Spurrier is saying it now because we have 7 team divisions for the first time. Not six. And not a single conference of 8. Good Lord. 

 

He's doing so now because the league just expanded and now you could have six conference games in your own division. Instead of five, like it was the majority of time he was at Florida. 

 

Can you really not follow this?

TheN8tureBoy
TheN8tureBoy

I'm sorry JohnVol, I asserted that The Ole Ball Coach never brought this up during his tenure with Florida and I wondered why he was doing so now.

 

Then you put words in my mouth.

 

Then I reasserted by assertion.

 

Then you snapped.

 

Then I was still right.

JohnVol
JohnVol

 @TheN8tureBoy What, exactly, are you "right" about? You made a dumbass comment without closely reading Spurrier's actual quote, I point that out, and your counter of "Steve Spurrier has been in the SEC for 20 years" makes you "right"?

 

The comparison SPURRIER made (you know, the subject of this post) was between the late 80's ACC and the current SEC. It has nothing to do with his time at Florida, or how long he's been coaching in this league.

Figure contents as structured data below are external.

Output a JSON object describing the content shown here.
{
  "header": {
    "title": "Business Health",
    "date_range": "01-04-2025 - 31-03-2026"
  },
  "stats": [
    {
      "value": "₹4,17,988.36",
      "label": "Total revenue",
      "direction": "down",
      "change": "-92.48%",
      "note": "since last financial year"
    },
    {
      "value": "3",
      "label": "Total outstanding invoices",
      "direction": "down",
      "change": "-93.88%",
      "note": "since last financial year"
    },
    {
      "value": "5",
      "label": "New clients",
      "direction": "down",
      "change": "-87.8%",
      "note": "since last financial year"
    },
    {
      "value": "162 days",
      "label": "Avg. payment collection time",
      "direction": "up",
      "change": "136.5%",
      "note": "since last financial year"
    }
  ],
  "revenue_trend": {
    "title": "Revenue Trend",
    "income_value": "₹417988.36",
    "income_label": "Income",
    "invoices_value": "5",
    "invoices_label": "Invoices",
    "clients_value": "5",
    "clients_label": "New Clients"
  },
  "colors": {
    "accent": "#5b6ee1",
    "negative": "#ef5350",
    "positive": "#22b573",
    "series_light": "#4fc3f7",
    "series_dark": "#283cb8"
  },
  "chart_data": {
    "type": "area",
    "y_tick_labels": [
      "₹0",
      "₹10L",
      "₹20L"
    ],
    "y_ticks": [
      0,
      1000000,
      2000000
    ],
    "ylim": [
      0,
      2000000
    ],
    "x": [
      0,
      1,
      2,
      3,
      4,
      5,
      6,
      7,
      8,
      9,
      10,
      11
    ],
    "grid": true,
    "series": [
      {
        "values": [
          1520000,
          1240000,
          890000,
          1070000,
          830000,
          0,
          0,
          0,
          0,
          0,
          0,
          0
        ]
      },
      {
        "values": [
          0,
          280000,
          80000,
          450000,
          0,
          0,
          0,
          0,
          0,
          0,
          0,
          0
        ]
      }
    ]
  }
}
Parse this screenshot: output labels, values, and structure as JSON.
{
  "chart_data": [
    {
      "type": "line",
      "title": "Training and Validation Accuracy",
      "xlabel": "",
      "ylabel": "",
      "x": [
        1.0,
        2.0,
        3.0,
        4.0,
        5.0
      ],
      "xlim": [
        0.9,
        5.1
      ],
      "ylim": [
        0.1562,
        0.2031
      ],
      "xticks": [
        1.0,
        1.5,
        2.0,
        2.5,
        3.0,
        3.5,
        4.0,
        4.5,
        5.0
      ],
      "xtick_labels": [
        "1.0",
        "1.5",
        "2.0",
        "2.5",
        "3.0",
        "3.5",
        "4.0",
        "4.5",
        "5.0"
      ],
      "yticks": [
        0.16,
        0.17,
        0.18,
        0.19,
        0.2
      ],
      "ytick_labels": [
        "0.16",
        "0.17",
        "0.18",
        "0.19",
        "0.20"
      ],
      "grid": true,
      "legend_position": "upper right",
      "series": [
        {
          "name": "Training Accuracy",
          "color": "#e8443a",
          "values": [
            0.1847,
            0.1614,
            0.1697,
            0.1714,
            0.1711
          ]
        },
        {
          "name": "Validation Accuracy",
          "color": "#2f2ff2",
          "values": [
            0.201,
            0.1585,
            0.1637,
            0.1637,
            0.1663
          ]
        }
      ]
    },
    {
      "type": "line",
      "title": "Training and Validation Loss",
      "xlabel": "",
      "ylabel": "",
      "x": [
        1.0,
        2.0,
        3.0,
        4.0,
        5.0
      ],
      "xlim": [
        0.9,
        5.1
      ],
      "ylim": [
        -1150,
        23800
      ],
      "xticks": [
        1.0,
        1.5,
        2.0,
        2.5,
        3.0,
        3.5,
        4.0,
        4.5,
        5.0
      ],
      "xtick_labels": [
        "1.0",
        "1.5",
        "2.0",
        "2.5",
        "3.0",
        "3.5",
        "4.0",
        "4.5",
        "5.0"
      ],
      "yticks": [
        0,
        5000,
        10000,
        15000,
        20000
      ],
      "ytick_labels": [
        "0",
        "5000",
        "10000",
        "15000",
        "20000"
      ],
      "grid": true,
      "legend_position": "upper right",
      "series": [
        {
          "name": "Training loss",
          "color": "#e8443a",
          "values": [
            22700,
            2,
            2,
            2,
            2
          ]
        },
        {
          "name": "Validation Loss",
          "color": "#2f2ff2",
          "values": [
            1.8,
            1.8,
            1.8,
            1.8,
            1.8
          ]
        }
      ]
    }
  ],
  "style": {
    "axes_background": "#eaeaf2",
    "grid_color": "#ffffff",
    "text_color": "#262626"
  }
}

Your implication that he's being disingenuous by not suggesting a round-robin while he was at Florida unnecessarily muddies the waters, is not germane to this particular quote, and makes a comparison between very different situations. 

 

All the man said was "it was cool when there were 8 teams in the ACC, we can't do that now, so let's just count division games". You respond to that with pointing out that he never wanted that at Florida, which is exactly what he's saying...the league was bigger than an 8 team ACC then, as it is now. 

 

I would've thought they would've taught you better at McCallie or Baylor or whatever d-bag Chattanooga frat boy factory your parents sent you to because, as you've mentioned before, you were a little scared of public school.